The Insatiable Earl: A Life of John Montagu, Fourth Earl of Sandwich, 1718-1792
No historical figure of eighteenth-century England has been more grossly misrepresented than the inventor of our favorite fast food. The stereotype is well known: an unscrupulous man of pleasure whose mistress, a courtesan, was murdered on the steps of the Admiralty, inside which her lover was carelessly mismanaging the War of American Independence.
It is refreshing to read a biography that explodes this long-accepted view. Martha Ray was not a courtesan but rather the Joan Sutherland of her day, whose rendering of "I know that my Redeemer liveth" was admired by the most discriminating critics. It was, appropriately, outside Covent Garden after attending a performance (not outside the Admiralty) that she was murdered by an unhinged admirer; she had lived for many years with and had borne children to John, fourth Earl of Sandwich. As to his mismanagement of naval affairs, Nicholas Rodger, the outstanding historian of the eighteenth-century navy, demonstrates in this brilliant and extremely readable book that as First Lord of the Admiralty he was in a class by himself.
This was by no means his only distinction.

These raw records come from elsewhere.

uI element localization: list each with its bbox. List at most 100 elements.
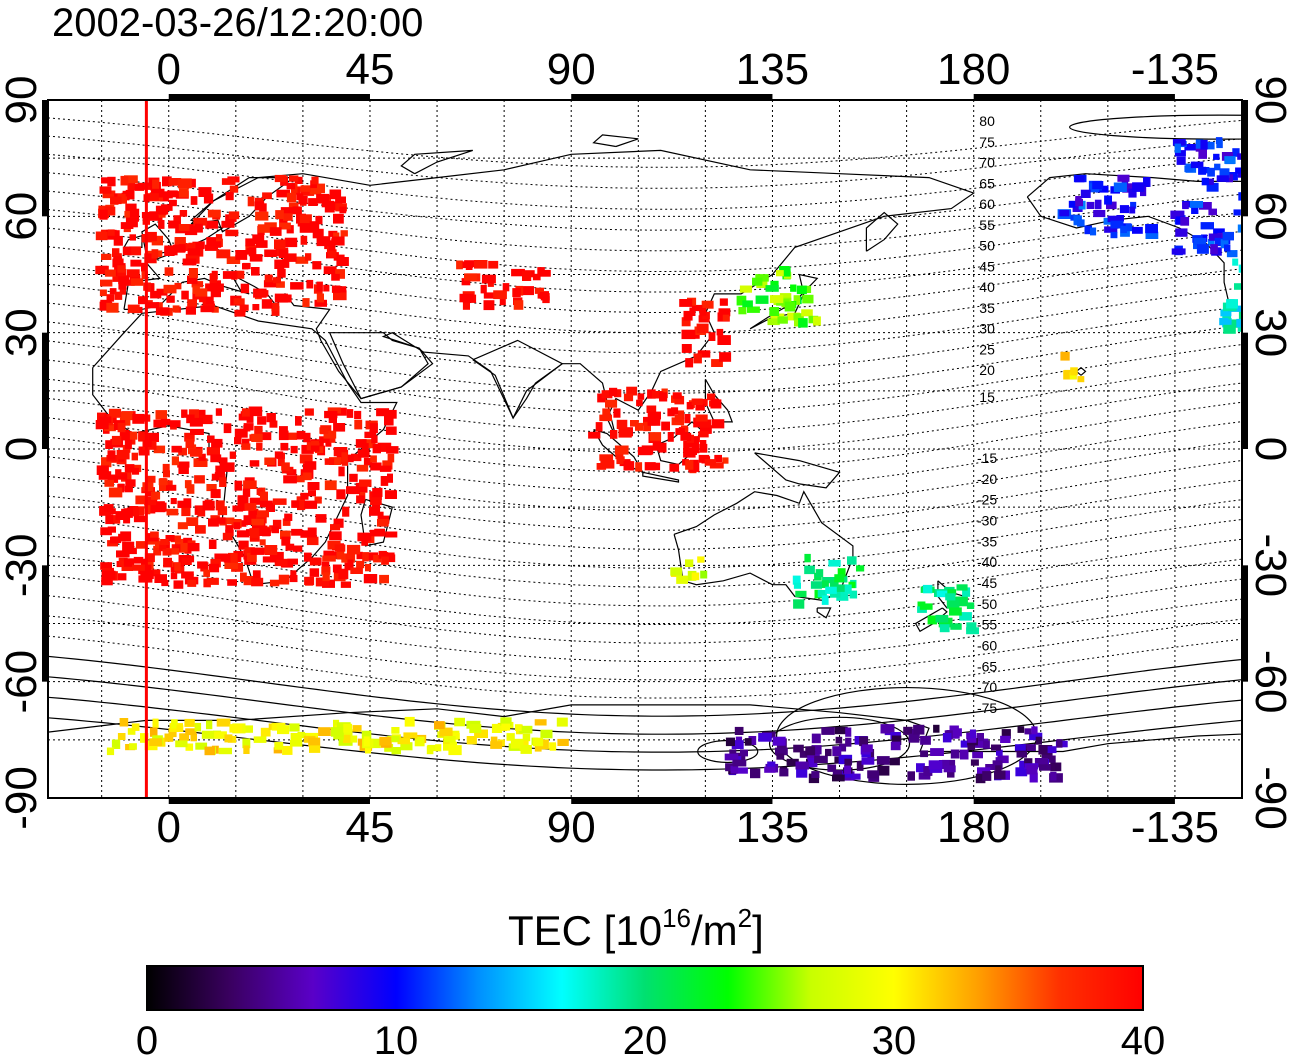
tec-cell — [204, 194, 213, 204]
tec-cell — [785, 302, 796, 312]
tec-cell — [943, 733, 952, 742]
tec-cell — [332, 286, 341, 293]
tec-cell — [309, 745, 320, 753]
tec-cell — [371, 435, 377, 443]
tec-cell — [230, 186, 238, 193]
tec-cell — [1276, 259, 1283, 269]
tec-cell — [282, 746, 292, 755]
tec-cell — [307, 537, 319, 545]
tec-cell — [242, 408, 250, 416]
tec-cell — [257, 510, 269, 517]
tec-cell — [802, 295, 813, 304]
tec-cell — [1175, 144, 1181, 153]
tec-cell — [435, 744, 441, 751]
tec-cell — [173, 245, 186, 253]
tec-cell — [971, 759, 979, 765]
colorbar-title-mid: /m — [691, 907, 738, 954]
tec-cell — [359, 480, 372, 487]
left-latitude-label: 90 — [0, 76, 46, 125]
tec-cell — [1274, 268, 1288, 275]
tec-cell — [275, 175, 287, 182]
tec-cell — [1258, 151, 1271, 157]
tec-cell — [216, 408, 222, 416]
tec-cell — [793, 599, 804, 608]
tec-cell — [100, 280, 112, 287]
tec-cell — [274, 239, 286, 249]
tec-cell — [709, 332, 716, 341]
tec-cell — [1223, 232, 1234, 241]
tec-cell — [346, 554, 355, 560]
tec-cell — [668, 432, 674, 442]
tec-cell — [132, 723, 140, 731]
tec-cell — [653, 463, 660, 471]
tec-cell — [97, 465, 109, 475]
tec-cell — [619, 429, 632, 438]
tec-cell — [142, 482, 153, 491]
tec-cell — [1264, 291, 1272, 299]
tec-cell — [588, 432, 600, 439]
tec-cell — [370, 530, 378, 536]
tec-cell — [1282, 164, 1292, 171]
tec-cell — [304, 501, 317, 509]
tec-cell — [108, 229, 115, 235]
left-latitude-label: 0 — [0, 437, 46, 461]
tec-cell — [182, 558, 192, 565]
tec-cell — [120, 412, 133, 421]
tec-cell — [289, 723, 299, 731]
tec-cell — [174, 580, 184, 588]
tec-cell — [1036, 737, 1042, 745]
contour-label: 25 — [979, 341, 995, 357]
tec-cell — [482, 275, 496, 284]
tec-cell — [339, 207, 346, 214]
tec-cell — [1250, 276, 1263, 286]
tec-cell — [385, 532, 397, 538]
tec-cell — [630, 420, 639, 427]
tec-cell — [1000, 736, 1010, 743]
tec-cell — [673, 392, 682, 399]
tec-cell — [186, 439, 195, 448]
tec-cell — [512, 288, 521, 297]
tec-cell — [1232, 259, 1238, 266]
tec-cell — [484, 300, 495, 310]
tec-cell — [234, 298, 245, 304]
tec-cell — [240, 573, 247, 582]
tec-cell — [692, 573, 700, 581]
tec-cell — [161, 580, 168, 586]
tec-cell — [281, 462, 290, 470]
tec-cell — [131, 278, 144, 286]
tec-cell — [610, 430, 617, 439]
tec-cell — [243, 745, 249, 754]
tec-cell — [153, 719, 159, 729]
tec-cell — [364, 736, 370, 746]
tec-cell — [370, 463, 381, 471]
tec-cell — [1219, 318, 1228, 325]
left-latitude-label: -90 — [0, 766, 46, 830]
tec-cell — [186, 307, 196, 315]
tec-cell — [149, 738, 162, 746]
tec-cell — [717, 329, 724, 336]
tec-cell — [237, 530, 249, 537]
tec-cell — [224, 734, 232, 742]
tec-cell — [310, 568, 320, 577]
tec-cell — [940, 624, 950, 632]
bottom-longitude-label: 180 — [937, 803, 1010, 852]
tec-cell — [354, 420, 362, 430]
tec-cell — [194, 475, 205, 483]
tec-cell — [187, 299, 197, 307]
tec-cell — [684, 311, 693, 321]
tec-cell — [982, 771, 991, 781]
contour-label: -15 — [977, 450, 997, 466]
tec-cell — [697, 324, 709, 334]
tec-cell — [300, 493, 308, 500]
tec-cell — [192, 286, 200, 294]
tec-cell — [1248, 257, 1261, 265]
tec-cell — [811, 771, 819, 778]
tec-cell — [624, 394, 633, 402]
tec-cell — [370, 423, 378, 433]
tec-cell — [117, 265, 125, 272]
tec-cell — [316, 194, 329, 204]
tec-cell — [1216, 140, 1223, 148]
tec-cell — [845, 728, 851, 737]
tec-cell — [501, 724, 510, 731]
tec-cell — [180, 210, 187, 217]
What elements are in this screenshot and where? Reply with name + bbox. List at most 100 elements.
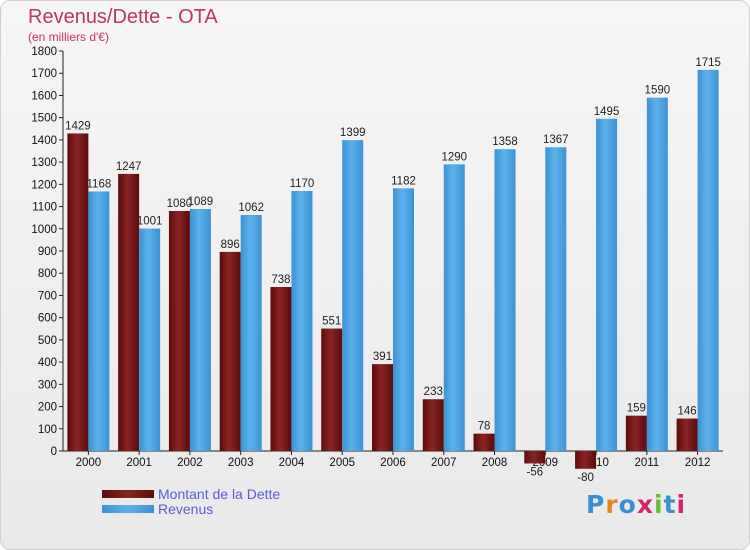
bar-dette-2007 — [422, 399, 444, 451]
bar-dette-2002 — [168, 211, 190, 451]
y-tick-label: 900 — [38, 246, 57, 258]
bar-revenus-2006 — [393, 188, 414, 452]
bar-dette-2005 — [321, 328, 343, 451]
x-tick-label: 2008 — [482, 457, 508, 469]
data-label-revenus: 1399 — [340, 127, 366, 139]
logo-letter: P — [586, 490, 606, 519]
x-tick-label: 2003 — [228, 457, 254, 469]
data-label-revenus: 1168 — [87, 178, 112, 190]
chart-title: Revenus/Dette - OTA — [28, 6, 218, 28]
bar-dette-2006 — [372, 364, 393, 451]
proxiti-logo: Proxiti — [586, 490, 686, 519]
data-label-dette: 78 — [478, 421, 491, 433]
data-label-dette: 896 — [221, 239, 240, 251]
data-label-revenus: 1358 — [492, 136, 518, 148]
logo-letter: i — [654, 490, 664, 519]
bar-revenus-2000 — [88, 191, 110, 451]
y-tick-label: 500 — [38, 335, 57, 347]
y-tick-label: 1700 — [31, 68, 57, 80]
data-label-dette: 146 — [678, 406, 697, 418]
logo-letter: i — [676, 490, 687, 519]
data-label-dette: 233 — [424, 386, 443, 398]
logo-letter: o — [618, 490, 637, 519]
bar-revenus-2010 — [596, 118, 618, 452]
bar-revenus-2002 — [189, 209, 211, 451]
data-label-dette: 738 — [271, 274, 290, 286]
x-tick-label: 2000 — [76, 457, 102, 469]
data-label-revenus: 1290 — [441, 151, 467, 163]
x-tick-label: 2005 — [329, 457, 355, 469]
y-tick-label: 100 — [38, 424, 57, 436]
data-label-dette: 391 — [373, 351, 392, 363]
bar-dette-2009 — [524, 451, 546, 464]
y-tick-label: 1300 — [31, 157, 57, 169]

As a diplomat he displayed extraordinary powers and won from foreign statesmen the admiration and trust that his own countrymen then and subsequently have largely denied him. As a parliamentary manager of the constituencies that he was in a position to influence, he shared an energy, skill and wonderful tact in handling all sorts and conditions of men - qualities that were acknowledged and praised by his most unrelenting denigrators. As a young man he had been an adventurous traveler with a title to a place in the history of Greek epigraphy. His lifelong passion for music, especially in championing and reviving the then-unfashionable oratorios of Handel, has given him, in the present biographer's opinion, his nearest connection to the life of our own time.